What if I told you there was a writing tool that could help you nail your final draft, slash time and effort off the front of the editing process, and set up your novel for acceptance by an agent or publisher? Such a beast really does exist, and it’s something you already know you’ll need to write: your synopsis.
I see that suspicious look on your face. Isn’t a synopsis the outline-y thing you send along with a cover letter to agents and publishers? Why should you work on that so early in the game? Maybe you’ll be self-publishing and don’t plan to pitch your book anywhere. You won’t even need a synopsis!
Except that you do need a synopsis—and you need it right now, while you’re still wrapping up your final draft. Every author agonizes over the final draft, wondering if it they’ve managed to hit all the right notes. It’s so subjective—and the longer you stare at your manuscript, the murkier it becomes. The solution is so simple: your synopsis.
A synopsis is a road map of your book that reveals whether you’ve woven a coherent, cohesive story. It’s the objective, high-level overview that will let you spot holes in your manuscript like a hawk spotting a rabbit dashing across the snow. Your synopsis can save you from wasting time and money moving forward with a manuscript containing big-picture issues neither you nor your beta readers spotted.
Get everything working together
So many authors come to me for editing still unable to articulate what’s really going on in their books. How does one thing lead to the next?
If you’ve conscientiously slogged through multiple revisions, you’ve spent lots of time isolating and tinkering with parts and pieces of your book: the dialogue, the pacing, the story arc, and so on. How do you know when you’ve gotten them right? Your synopsis hands you the answer.
It all starts with the turning points of your plot—the opening hook, the inciting event, problems, choices, reversals, and so on. If you’re a plotter who works from outlines, you’re probably already familiar with these conventions of fiction. But even pantsers can get a handle on their book once it’s written by using those points to write a synopsis. Look at this step-by-step method from Janice Hardy’s Fiction University for writing a synopsis that will help you pitch and sell your novel. Bonus: It’ll show you if you’ve built a solid book in the first place, too.
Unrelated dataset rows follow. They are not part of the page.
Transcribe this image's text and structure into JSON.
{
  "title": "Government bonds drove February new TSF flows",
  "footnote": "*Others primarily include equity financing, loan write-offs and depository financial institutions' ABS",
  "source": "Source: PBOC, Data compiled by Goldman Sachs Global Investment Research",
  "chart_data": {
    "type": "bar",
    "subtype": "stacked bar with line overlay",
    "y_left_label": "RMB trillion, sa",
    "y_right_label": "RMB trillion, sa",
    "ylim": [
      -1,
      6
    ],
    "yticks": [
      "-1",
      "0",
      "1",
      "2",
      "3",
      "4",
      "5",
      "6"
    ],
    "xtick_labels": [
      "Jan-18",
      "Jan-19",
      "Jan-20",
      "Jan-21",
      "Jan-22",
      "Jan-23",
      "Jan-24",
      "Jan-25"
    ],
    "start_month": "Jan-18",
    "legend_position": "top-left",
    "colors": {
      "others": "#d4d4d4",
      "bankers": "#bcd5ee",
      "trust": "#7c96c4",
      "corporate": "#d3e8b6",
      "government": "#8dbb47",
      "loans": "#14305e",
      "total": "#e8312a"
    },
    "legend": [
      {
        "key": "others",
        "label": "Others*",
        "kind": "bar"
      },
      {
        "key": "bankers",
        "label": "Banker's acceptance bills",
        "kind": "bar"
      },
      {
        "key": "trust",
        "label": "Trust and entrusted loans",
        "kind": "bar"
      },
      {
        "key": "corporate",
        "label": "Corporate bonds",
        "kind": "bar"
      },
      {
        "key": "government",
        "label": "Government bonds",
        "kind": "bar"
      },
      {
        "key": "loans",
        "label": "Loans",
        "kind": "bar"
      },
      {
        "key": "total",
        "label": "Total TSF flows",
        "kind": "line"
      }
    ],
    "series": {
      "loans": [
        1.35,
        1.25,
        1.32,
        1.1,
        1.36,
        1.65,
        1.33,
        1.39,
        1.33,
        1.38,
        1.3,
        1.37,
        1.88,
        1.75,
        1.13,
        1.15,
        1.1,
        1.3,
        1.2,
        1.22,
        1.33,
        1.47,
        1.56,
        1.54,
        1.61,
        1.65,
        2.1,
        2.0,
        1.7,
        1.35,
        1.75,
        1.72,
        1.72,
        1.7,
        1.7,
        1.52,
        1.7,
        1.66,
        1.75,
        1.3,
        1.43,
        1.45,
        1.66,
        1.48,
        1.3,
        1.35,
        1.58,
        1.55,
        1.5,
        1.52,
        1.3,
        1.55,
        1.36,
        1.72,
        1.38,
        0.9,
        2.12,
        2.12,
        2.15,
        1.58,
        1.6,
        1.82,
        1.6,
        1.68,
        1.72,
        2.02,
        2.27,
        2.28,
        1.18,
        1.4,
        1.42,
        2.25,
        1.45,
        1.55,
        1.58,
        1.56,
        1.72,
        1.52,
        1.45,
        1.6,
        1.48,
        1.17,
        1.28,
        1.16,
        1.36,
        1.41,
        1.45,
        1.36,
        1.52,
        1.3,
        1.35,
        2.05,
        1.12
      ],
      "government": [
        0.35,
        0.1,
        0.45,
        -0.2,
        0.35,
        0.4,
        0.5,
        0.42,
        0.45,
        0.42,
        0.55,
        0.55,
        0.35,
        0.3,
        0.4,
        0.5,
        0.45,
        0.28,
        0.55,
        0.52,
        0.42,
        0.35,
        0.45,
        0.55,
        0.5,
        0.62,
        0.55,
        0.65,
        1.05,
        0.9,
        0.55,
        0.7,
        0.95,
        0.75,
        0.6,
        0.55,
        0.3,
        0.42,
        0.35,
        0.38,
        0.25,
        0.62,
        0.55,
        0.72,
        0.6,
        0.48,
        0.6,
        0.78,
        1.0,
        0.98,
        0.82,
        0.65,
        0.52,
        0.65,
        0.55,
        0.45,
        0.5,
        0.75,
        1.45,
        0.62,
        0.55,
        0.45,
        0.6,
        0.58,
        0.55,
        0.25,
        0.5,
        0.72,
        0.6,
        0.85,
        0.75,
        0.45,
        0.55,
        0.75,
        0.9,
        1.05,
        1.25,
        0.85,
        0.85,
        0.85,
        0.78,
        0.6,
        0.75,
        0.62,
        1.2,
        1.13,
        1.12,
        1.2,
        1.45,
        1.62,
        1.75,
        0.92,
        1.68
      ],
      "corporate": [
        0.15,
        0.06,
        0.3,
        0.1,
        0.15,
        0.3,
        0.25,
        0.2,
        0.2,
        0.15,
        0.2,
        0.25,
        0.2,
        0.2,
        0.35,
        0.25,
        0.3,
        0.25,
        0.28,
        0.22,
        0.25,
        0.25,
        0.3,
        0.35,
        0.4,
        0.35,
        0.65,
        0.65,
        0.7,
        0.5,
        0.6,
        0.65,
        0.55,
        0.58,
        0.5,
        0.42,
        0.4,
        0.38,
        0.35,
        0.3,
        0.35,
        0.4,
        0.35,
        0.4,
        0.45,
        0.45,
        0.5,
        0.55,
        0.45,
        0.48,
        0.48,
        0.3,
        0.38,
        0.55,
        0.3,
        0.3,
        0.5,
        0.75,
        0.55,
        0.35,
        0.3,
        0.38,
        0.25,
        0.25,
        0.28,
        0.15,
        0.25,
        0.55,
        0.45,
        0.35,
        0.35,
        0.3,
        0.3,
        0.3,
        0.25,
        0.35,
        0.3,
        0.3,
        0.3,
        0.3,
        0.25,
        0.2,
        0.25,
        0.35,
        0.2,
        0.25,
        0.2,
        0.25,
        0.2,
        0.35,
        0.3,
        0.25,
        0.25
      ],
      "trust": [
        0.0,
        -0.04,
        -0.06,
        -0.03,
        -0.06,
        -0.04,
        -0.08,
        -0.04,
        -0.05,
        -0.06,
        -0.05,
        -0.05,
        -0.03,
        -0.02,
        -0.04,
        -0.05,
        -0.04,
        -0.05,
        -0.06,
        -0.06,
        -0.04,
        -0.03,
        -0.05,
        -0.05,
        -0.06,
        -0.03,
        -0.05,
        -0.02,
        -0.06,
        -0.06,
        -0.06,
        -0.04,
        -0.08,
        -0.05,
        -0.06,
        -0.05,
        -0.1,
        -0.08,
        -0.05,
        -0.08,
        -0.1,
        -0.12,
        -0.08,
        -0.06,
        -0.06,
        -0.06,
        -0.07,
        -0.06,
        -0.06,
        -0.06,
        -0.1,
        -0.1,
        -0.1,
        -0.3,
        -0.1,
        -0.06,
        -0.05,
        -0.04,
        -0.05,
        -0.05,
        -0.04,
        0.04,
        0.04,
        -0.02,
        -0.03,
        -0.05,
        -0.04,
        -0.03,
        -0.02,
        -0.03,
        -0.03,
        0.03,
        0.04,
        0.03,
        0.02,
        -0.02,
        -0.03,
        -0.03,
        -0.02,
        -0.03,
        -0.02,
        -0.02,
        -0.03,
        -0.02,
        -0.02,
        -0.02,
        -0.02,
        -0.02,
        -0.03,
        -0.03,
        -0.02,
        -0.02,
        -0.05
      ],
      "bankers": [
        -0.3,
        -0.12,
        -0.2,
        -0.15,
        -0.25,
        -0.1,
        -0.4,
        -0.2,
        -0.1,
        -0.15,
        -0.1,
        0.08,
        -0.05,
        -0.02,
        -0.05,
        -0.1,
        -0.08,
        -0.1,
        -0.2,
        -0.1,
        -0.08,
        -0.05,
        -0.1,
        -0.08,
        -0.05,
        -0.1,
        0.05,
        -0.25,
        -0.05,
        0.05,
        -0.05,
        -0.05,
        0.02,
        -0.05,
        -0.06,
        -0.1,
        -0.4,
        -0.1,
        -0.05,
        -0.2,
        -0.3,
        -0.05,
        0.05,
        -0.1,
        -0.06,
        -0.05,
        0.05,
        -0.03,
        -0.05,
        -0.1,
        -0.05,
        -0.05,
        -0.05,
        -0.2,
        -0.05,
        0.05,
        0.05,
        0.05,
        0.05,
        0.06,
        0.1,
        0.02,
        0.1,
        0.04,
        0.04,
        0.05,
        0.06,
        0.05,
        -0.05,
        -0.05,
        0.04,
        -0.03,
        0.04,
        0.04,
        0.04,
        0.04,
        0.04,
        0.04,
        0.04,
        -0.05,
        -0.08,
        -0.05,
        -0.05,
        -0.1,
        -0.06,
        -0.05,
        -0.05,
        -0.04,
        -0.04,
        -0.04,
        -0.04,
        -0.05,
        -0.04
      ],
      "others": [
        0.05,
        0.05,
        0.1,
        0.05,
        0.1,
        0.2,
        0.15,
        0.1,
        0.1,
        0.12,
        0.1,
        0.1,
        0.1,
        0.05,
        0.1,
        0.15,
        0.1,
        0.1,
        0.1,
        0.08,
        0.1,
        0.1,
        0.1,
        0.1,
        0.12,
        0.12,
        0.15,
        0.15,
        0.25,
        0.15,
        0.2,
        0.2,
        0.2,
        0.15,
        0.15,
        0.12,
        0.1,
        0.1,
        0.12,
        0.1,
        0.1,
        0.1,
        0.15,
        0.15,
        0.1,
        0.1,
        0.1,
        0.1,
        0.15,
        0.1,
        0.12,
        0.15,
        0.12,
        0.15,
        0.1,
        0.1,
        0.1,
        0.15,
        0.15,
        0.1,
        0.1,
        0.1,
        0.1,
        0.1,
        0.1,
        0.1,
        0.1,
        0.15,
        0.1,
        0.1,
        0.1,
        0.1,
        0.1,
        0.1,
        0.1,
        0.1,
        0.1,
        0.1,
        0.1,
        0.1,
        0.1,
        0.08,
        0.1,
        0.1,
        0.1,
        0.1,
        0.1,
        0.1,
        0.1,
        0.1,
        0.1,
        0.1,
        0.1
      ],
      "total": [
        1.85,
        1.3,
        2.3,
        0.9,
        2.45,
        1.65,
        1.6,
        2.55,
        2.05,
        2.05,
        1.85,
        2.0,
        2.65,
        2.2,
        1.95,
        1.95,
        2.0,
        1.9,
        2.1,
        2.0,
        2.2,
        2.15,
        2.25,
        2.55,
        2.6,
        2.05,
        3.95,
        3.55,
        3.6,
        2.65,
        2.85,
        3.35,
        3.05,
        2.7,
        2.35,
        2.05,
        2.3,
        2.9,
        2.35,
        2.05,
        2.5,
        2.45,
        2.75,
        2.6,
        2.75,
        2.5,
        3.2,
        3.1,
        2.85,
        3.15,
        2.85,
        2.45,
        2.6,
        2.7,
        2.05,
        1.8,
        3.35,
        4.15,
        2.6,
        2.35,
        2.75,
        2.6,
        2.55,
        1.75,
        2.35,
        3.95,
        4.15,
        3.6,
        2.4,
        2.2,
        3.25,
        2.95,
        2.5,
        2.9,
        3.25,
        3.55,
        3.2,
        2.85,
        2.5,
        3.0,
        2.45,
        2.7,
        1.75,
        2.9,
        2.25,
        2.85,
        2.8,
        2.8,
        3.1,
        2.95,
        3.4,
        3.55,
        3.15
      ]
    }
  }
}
Does your badass hero spend more time waiting for things to happen than pushing the plot forward? Do plot threads peter out without resolution? Do the sidekick and the antagonist show more agency than the hapless protagonist? When you boil entire sections of your book down to two or three sentences, you’re forced to confront what’s actually made it from your head onto the page. It may not turn out to be exactly what you’d imagined.
A better final draft, faster and lighter editing
Not only does a synopsis help you identify remaining big-picture problems, but it will save you time and money when it’s time for editing. A synopsis helps your editor determine if your manuscript needs content editing or if it’s ready to move into line editing or copyediting. If you’re getting a content edit, it helps your editor quickly identify weak areas and places where your intentions didn’t quite make it onto the page. Less time evaluating your manuscript and deciding on a plan of attack means more time spent on editing—and that means time and money saved.
When you make writing your synopsis the final step of your writing and revision process, you can assure yourself, your editor, and potential agents and publishers that all the parts and pieces of your novel are in place and in fine working order.